You are all active on Twitter and other social media outlets. Do you ever get tweets or messages related to your appearance or gender instead of your reporting? How do you respond if you do?
Walker: I get some… Back during the NFL conference championship games, I tweeted out my picks, and I had someone respond back with an inappropriate name. Thank goodness, though, there is a block button. If you call me names, you get blocked. I don’t really converse with them much, because when you start out a conversation with some names, there just isn’t a conversation to be had.
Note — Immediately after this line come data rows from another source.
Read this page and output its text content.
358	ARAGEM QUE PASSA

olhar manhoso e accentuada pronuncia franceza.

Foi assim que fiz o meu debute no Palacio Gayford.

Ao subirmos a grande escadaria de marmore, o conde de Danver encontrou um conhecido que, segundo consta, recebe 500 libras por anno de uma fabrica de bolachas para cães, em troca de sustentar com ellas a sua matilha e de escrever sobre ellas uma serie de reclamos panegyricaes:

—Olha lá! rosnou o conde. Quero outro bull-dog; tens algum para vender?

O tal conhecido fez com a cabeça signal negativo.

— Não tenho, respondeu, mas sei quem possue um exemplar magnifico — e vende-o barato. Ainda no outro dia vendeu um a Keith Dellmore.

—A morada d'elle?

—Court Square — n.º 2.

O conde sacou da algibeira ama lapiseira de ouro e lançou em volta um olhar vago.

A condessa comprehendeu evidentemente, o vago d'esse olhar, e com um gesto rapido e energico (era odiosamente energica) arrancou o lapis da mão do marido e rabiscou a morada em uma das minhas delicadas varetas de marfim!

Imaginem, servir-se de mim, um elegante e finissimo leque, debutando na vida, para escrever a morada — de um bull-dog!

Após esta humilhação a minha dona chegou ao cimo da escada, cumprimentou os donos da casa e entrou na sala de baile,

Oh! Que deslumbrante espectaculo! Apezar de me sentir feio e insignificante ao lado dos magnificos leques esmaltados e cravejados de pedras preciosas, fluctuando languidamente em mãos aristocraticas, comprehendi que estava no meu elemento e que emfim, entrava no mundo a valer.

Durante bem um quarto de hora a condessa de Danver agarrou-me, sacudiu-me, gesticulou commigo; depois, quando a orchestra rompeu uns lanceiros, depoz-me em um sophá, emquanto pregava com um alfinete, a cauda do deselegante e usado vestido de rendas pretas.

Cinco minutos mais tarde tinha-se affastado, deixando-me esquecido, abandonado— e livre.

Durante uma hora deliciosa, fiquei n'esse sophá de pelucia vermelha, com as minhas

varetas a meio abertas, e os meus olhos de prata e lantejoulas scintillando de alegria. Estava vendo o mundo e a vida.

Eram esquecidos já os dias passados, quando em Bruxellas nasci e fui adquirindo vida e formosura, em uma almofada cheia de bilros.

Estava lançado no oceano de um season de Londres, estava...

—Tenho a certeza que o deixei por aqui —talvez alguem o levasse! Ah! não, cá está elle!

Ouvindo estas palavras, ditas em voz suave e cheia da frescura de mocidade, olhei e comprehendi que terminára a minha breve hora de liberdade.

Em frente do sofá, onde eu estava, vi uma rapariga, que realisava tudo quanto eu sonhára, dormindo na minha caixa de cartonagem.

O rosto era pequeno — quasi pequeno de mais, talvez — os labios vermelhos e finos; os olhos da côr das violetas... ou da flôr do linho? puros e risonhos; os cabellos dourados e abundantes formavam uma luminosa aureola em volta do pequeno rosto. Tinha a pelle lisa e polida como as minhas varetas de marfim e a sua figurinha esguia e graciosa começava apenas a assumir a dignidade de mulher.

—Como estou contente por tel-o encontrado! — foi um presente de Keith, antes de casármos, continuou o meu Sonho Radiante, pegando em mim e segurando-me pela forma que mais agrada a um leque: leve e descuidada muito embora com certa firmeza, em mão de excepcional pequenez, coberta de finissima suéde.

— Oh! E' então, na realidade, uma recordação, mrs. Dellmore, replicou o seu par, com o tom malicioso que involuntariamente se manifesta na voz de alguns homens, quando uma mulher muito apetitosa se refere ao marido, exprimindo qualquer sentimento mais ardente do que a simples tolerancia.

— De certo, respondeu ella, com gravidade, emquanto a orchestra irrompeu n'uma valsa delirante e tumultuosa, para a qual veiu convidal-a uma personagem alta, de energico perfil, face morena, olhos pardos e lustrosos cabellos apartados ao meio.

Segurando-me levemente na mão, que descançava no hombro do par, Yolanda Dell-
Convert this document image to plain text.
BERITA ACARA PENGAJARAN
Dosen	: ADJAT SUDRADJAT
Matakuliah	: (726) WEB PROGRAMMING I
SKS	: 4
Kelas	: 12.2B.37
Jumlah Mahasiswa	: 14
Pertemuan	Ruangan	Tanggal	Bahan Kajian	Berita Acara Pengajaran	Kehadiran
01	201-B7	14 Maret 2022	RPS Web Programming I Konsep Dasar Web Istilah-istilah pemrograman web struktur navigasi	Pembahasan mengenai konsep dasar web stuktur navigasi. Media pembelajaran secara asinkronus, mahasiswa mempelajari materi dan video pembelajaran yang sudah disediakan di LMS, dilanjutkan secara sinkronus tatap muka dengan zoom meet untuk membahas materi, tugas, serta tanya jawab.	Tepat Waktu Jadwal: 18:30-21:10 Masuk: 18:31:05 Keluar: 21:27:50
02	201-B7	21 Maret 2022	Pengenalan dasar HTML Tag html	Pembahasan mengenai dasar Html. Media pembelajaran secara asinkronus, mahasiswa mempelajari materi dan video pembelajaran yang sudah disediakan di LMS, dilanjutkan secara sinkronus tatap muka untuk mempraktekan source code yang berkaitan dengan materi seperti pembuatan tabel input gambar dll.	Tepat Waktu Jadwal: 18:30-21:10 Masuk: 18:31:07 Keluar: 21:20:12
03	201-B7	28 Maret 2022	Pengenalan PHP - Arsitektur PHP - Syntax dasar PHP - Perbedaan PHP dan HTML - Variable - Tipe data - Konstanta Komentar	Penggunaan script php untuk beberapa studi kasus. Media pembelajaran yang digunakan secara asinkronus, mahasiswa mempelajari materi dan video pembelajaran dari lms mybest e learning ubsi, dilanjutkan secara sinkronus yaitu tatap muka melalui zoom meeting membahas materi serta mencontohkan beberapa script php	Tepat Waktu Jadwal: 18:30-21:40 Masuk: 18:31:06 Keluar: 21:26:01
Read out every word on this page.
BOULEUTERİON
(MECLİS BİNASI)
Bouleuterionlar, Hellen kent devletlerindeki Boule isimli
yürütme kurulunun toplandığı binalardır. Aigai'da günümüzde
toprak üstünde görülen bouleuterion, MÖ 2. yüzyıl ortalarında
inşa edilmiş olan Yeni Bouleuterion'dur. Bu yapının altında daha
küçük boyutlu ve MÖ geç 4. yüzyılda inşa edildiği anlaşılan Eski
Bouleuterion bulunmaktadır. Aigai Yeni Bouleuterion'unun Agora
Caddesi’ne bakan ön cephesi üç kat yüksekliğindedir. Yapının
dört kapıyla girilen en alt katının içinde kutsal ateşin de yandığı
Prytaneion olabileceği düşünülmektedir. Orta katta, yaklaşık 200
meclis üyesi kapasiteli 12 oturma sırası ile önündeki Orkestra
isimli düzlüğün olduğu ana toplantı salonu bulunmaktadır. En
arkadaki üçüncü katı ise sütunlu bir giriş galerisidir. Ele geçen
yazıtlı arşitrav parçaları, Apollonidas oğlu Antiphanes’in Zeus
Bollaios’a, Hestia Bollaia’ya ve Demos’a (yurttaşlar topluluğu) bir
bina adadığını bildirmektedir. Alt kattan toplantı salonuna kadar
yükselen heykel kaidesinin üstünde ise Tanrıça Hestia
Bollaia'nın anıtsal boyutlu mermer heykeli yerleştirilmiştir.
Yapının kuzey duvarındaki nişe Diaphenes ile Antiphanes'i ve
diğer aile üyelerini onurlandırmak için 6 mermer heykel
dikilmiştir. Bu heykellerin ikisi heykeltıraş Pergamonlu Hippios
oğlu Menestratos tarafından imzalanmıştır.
Davenport: I don’t get a ton of it, but occasionally. During football season, I got a tweet that said, “Great report. Now get back in the kitchen,” but, honestly, I think you would get that in any profession. There are unfortunately people in our society that don’t think women belong in the workforce, and there is nothing we can do to completely eradicate that. I think it is something you just get used to. You do your job, and maybe one day you can change their mind.
Martin: In Huntsville, I got a viewer email that said, “Call me a bigot, call me sexist, call me whatever you want, but there are certain things I don’t want shoved down my throat, and your female sportscaster is one of them. I’m old school and I want my sports news delivered from a man.” I’ve also gotten my fair share of requests for dates and pickup lines on Twitter, but they have never really bothered me. You just have to take it with a smile.
When younger girls ask you about becoming a sports reporter, what is the first piece of advice you give them?
Walker: Anytime I see a woman who is in journalism and thinking about sports, I try to help them because when I was growing up I saw Phyllis George on the CBS “NFL Today” show, and that was the only woman I saw. I try to help them any way I can and also refer them to The Association for Women in Sports Media, which is a networking ability that women didn’t have when I was coming along.
Davenport: It isn’t easy! I made pennies and just scraped by in the beginning. It is over 40 hours a week consistently. For those that think it is just “stand in front of the camera and look pretty,” it is definitely not. It is a lot of hard work and a lot of research. If you want to be in this profession, you have to be constantly learning and ready to work!
Martin: You have to be prepared to work harder than the guys, and you can’t be scared to ask questions. Also, if you want to do this, you have to have faith in yourself and you can’t be scared of rejection or moving to a small town. Otherwise, eventually you’ll be like me and be 28 years old and realize you could have spent the last five years of your life doing what you love instead of jobs that were just okay.
Women playing and working in sports has been in the spotlight with the NCAA Women’s Final Four in Nashville this year. What would you like for people’s primary takeaway to be from all the added attention this year?
Walker: It is nice that the Final Four is coming to Nashville, but there are women working here in the state. We could probably use some more, and I would say if you are female and looking to get into sports then give it a shot because there is definitely room for growth.
Davenport: There are a lot of people who don’t give women’s athletics a chance, and these women are phenomenal athletes. I think if they would just give it a chance, they really would enjoy it.
Martin: That we aren’t going anywhere! We are willing to work as hard as anyone else and embrace it, because there are some incredibly talented women athletes. They deserve the same respect the guys get!